With a deft hand, Strelow weaves together three compelling stories, spanning a century and set in the grandeur of the Pacific coast. Her prose is gorgeous, especially the way she lovingly renders the natural environment (including the titular birds). This is a book about both finding ourselves as individuals and the ways in which we are connected to the larger world around us. I adored it.
— From Wild Birds
Finalist for the Lambda Literary Award for Bisexual Fiction
Finalist for the Foreword INDIES 2018 Award for Best Fiction
Cast adrift in 1870s San Francisco after the death of her mother, a girl named Olive disguises herself as a boy and works as a lighthouse keeper's assistant on the Farallon Islands to escape the dangers of a world unkind to young women. In 1941, nomad Victor scours the Sierras searching for refuge from a home to which he never belonged. And in the present day, precocious fifteen year-old Lily struggles, despite her willfulness, to find a place for herself amongst the small town attitudes of Burning Hills, Oregon. Living alone with her hardscrabble mother Alice compounds the problem--though their unique relationship to the natural world ties them together, Alice keeps an awful secret from her daughter, one that threatens to ignite the tension growing between them.

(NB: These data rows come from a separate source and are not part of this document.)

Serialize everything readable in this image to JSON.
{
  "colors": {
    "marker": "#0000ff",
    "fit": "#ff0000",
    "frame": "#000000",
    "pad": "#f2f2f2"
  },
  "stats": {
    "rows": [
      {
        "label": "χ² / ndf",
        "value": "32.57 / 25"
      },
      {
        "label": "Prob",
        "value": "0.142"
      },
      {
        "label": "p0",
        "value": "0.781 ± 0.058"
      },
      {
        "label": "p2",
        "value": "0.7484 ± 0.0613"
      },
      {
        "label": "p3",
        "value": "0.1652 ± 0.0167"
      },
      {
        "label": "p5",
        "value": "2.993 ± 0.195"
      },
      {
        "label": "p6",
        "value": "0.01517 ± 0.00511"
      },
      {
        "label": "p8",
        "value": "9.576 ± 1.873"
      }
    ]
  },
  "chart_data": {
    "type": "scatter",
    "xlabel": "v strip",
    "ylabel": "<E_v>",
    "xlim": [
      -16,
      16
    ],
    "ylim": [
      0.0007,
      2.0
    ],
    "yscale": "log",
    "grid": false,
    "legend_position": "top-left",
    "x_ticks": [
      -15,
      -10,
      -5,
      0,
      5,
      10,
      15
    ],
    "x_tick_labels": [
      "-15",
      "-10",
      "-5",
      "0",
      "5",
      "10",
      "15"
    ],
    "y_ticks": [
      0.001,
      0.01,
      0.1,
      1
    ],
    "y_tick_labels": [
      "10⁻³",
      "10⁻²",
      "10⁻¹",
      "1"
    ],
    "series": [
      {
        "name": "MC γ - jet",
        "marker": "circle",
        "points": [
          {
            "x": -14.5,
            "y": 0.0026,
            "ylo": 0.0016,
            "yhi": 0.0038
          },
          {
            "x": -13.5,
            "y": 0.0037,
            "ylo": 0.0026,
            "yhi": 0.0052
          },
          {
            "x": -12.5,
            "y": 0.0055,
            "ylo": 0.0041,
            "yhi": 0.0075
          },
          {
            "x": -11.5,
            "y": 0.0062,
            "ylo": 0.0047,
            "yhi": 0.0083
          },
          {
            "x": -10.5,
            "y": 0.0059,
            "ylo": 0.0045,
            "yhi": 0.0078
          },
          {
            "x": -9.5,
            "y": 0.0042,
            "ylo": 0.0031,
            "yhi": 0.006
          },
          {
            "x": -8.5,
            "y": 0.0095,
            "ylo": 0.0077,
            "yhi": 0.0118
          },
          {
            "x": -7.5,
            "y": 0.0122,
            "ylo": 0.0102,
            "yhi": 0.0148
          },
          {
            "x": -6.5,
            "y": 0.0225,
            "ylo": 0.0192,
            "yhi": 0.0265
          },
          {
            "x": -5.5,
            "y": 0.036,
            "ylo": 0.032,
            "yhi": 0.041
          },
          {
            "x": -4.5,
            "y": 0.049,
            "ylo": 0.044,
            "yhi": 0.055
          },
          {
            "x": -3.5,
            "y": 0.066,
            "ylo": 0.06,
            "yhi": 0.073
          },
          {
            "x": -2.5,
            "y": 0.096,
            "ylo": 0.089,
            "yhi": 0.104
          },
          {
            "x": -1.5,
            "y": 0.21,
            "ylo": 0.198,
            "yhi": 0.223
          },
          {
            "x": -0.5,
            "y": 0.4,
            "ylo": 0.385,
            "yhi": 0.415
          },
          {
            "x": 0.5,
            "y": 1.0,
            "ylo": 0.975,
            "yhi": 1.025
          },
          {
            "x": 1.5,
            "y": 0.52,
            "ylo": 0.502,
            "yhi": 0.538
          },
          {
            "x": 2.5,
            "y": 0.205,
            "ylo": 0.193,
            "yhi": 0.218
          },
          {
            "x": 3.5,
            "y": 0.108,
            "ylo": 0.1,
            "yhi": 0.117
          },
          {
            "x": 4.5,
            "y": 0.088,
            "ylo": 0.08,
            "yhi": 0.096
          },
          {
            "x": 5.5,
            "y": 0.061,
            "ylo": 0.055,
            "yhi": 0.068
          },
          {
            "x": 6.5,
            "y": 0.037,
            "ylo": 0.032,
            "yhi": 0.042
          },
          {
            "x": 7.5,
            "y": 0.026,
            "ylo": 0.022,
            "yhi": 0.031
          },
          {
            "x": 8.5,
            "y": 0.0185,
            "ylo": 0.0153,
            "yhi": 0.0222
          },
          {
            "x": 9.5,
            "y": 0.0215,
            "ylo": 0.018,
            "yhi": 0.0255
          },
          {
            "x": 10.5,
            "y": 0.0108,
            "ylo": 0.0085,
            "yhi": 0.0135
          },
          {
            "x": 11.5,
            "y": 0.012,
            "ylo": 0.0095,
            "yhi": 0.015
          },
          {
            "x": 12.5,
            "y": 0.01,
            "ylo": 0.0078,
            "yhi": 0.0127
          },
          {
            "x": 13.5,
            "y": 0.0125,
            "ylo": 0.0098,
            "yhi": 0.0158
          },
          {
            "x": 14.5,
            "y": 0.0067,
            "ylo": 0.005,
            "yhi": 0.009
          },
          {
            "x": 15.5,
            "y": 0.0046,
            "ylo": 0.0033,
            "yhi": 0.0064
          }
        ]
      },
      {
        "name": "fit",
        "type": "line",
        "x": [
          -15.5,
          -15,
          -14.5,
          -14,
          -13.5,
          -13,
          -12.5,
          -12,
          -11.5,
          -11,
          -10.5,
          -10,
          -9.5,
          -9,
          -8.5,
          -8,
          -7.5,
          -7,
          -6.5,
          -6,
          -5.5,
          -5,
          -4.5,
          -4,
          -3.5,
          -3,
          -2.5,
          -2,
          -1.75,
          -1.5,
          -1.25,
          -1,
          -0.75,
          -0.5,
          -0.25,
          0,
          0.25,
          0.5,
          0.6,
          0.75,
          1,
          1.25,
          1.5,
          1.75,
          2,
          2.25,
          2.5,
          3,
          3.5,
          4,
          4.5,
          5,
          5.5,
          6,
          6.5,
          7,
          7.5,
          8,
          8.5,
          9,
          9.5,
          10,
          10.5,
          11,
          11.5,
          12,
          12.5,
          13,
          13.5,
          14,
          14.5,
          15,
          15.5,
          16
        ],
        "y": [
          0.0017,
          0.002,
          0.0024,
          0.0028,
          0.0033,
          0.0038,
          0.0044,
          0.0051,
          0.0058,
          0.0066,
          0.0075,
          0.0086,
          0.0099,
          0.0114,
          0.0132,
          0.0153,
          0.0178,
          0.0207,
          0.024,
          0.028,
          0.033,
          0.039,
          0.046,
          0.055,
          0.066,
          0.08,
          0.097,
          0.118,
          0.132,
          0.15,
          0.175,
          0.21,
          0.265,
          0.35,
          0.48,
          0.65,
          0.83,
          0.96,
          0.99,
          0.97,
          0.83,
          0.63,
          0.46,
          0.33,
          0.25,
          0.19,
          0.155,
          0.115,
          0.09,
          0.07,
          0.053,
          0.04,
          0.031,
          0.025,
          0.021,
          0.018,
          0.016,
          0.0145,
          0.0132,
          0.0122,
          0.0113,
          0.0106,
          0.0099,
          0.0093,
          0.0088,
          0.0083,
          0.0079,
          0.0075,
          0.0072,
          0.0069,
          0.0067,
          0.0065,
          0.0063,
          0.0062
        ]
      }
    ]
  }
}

Emily Strelow's mesmerizing debut stitches together a sprawling saga of the feral Northwest across farmlands and deserts and generations: an American mosaic alive with birdsong and gunsmoke, held together by a silver box of eggshells--a long-ago gift from a mother to her daughter. Written with grace, grit, and an acute knowledge of how the past insists upon itself, The Wild Birds
is a radiant and human story about the shelters we find and make along our crooked paths home.